The second official quoted above said ‘Make in India’ is not just confined to brick and mortar sectors. “The government is considering to encourage Indian enterprises in domestically-deleveloped services such as e-commerce parallel to global giants such as Amazon and Flipkart,” he said.
The Department for Promotion of Industry and Internal Trade (DPIIT) along with domestic retailers is planning to develop a national e-commerce platform that can be utilised by over 70 million kirana stores to deliver goods online. The platform will connect domestic manufacturers, distributors, wholesalers, retailers and consumers, the official said.
Experts said the government must look beyond domestic market. Srivastava said India’s primary strength lies in services sector and labour intensive and skill intensive manufacturing. “This is why we have export advantages in traditional areas such as gems and jewellery and modern areas such as engineering goods and pharmaceuticals. In the longer run we have to focus not only on ‘Make-in-India’ but also on developing exports both in manufacturing and services,” he said.
Federation of Indian Export Organisation (FIEO) president Sharad Kumar Saraf said post-Covid is likely to result in a paradigm shift of manufacturing of all types of products from China. Make in India is an ongoing initiative. But issues of land, labour and uncertainty in taxation are limiting the success of the programme.

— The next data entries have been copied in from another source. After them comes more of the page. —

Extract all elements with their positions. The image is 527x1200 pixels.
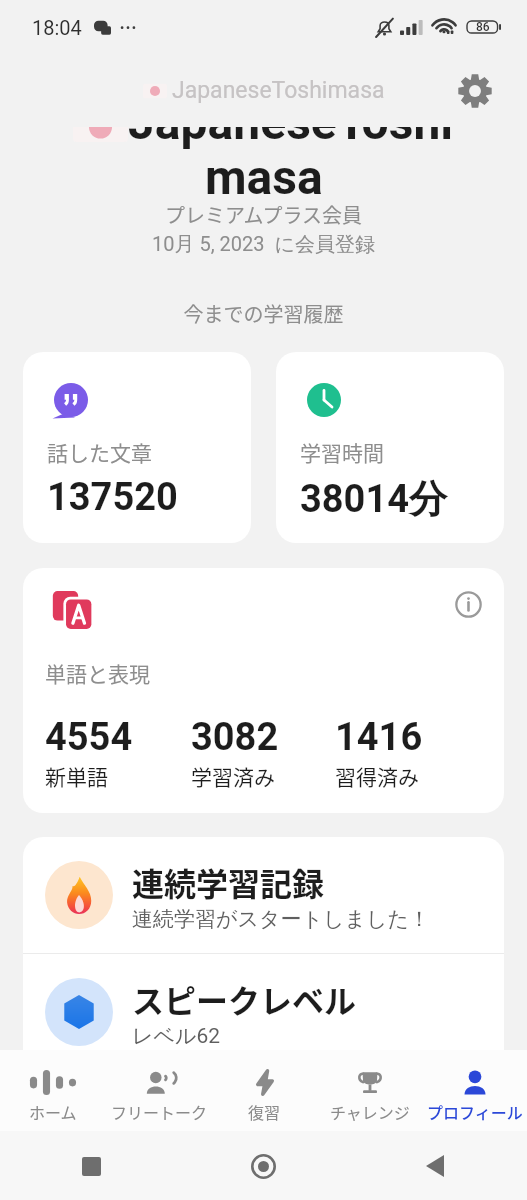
staticText: 連続学習がスタートしました！	[132, 906, 430, 932]
staticText: フリートーク	[111, 1100, 208, 1123]
staticText: ホーム	[29, 1100, 77, 1123]
staticText: 137520	[47, 475, 178, 520]
staticText: JapaneseToshi	[128, 94, 454, 150]
button[interactable]: 復習	[212, 1050, 317, 1131]
staticText: 学習時間	[300, 437, 384, 467]
button[interactable]: プロフィール	[422, 1050, 527, 1131]
button[interactable]: 連続学習記録	[23, 837, 504, 953]
staticText: プレミアムプラス会員	[0, 200, 527, 229]
staticText: レベル62	[132, 1023, 221, 1049]
button[interactable]: Settings	[452, 68, 498, 114]
staticText: 今までの学習履歴	[0, 299, 527, 328]
staticText: プロフィール	[427, 1100, 523, 1123]
staticText: 86	[476, 20, 490, 34]
button[interactable]: Info	[448, 584, 488, 624]
button[interactable]: 話した文章	[23, 352, 251, 543]
staticText: 10月 5, 2023 に会員登録	[0, 232, 527, 257]
button[interactable]: ホーム	[0, 1050, 106, 1131]
button[interactable]: フリートーク	[106, 1050, 212, 1131]
button[interactable]: 学習時間	[276, 352, 504, 543]
staticText: JapaneseToshimasa	[172, 77, 385, 104]
staticText: 4554	[45, 715, 133, 760]
staticText: チャレンジ	[330, 1100, 410, 1123]
staticText: 話した文章	[47, 437, 152, 467]
staticText: 38014分	[300, 475, 448, 523]
button[interactable]: Recents	[66, 1141, 116, 1191]
staticText: 連続学習記録	[132, 859, 325, 905]
staticText: 学習済み	[191, 761, 275, 791]
staticText: 習得済み	[335, 761, 419, 791]
button[interactable]: Home	[238, 1141, 288, 1191]
button[interactable]: 単語と表現	[23, 568, 504, 813]
button[interactable]: チャレンジ	[317, 1050, 422, 1131]
staticText: 復習	[248, 1100, 281, 1123]
staticText: 18:04	[32, 16, 82, 39]
button[interactable]: Back	[410, 1141, 460, 1191]
staticText: 1416	[335, 715, 423, 760]
staticText: 単語と表現	[45, 658, 150, 688]
button[interactable]: スピークレベル	[23, 954, 504, 1070]
staticText: スピークレベル	[132, 976, 357, 1022]
staticText: 3082	[191, 715, 279, 760]
staticText: 新単語	[45, 761, 108, 791]
staticText: masa	[205, 149, 323, 205]
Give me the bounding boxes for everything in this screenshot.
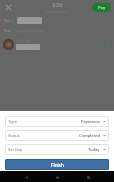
button[interactable]: Cash App bbox=[0, 36, 114, 52]
staticText: Completed bbox=[79, 133, 100, 138]
button[interactable]: Close bbox=[3, 2, 14, 13]
button[interactable]: Status bbox=[5, 130, 109, 141]
button[interactable]: Home bbox=[52, 172, 62, 182]
staticText: Finish bbox=[51, 162, 64, 168]
button[interactable]: Recipient bbox=[17, 17, 42, 24]
staticText: Cash App bbox=[16, 38, 31, 43]
staticText: $20 bbox=[52, 1, 63, 9]
button[interactable]: Set Day bbox=[5, 144, 109, 155]
staticText: Today bbox=[88, 147, 100, 152]
staticText: For: bbox=[4, 28, 12, 33]
staticText: Set Day bbox=[8, 147, 23, 152]
button[interactable]: Pay bbox=[92, 3, 111, 12]
staticText: Status bbox=[8, 133, 20, 138]
staticText: Happy Holidays bbox=[14, 28, 44, 33]
button[interactable]: Back bbox=[21, 172, 31, 182]
staticText: $ bbox=[12, 18, 15, 24]
staticText: To: bbox=[4, 18, 10, 24]
staticText: Type bbox=[8, 119, 17, 124]
button[interactable]: Type bbox=[5, 116, 109, 127]
button[interactable]: Recent apps bbox=[83, 172, 93, 182]
staticText: Payments bbox=[81, 119, 100, 124]
staticText: Pay bbox=[98, 5, 106, 11]
staticText: Cash Balance ▾ bbox=[45, 10, 69, 14]
other: Selected bbox=[105, 42, 110, 47]
button[interactable]: Finish bbox=[5, 159, 109, 170]
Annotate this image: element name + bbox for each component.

“Radical reforms are needed in all three areas. What more we need is policy and fiscal incentives in terms of ease of doing business, easy availability of finance for the industry and above all better infrastructure including both transport and logistics,” he said. India’s strength lies in sectors like engineering goods, auto components, textiles, leather, apparel and garments, gems and jewellery, drugs and pharmaceuticals, organic and inorganic chemicals, food and food products, handicrafts, and carpets, he added.
He said India can promote manufacturing of high-end technology products like China. “However with China being looked at with susceptism globally, we need to capture the attention of the global business community with the support of the government in not only promoting manufacturing in our country but also Brand India products across the world,” he said.
According to official data, India’s overall exports -- merchandise and services combined -- was $528.45 billion in the last financial year ended march 31, 2020, about 1.36% decline over the previous year. Overall imports also saw a negative annual growth of 6.33% in April 2019-March 2020 at $598.61 billion.
India-China bilateral trade is heavily tilted in favour of China. According to trade figures released by the General Administration of Customs of China (GACC) in mid-January 2020, India’s trade deficit with China was $56.77 billion in 2019 while the bilateral trade between the two countries was about $92.68 billion that year, a 1.6% annual increase.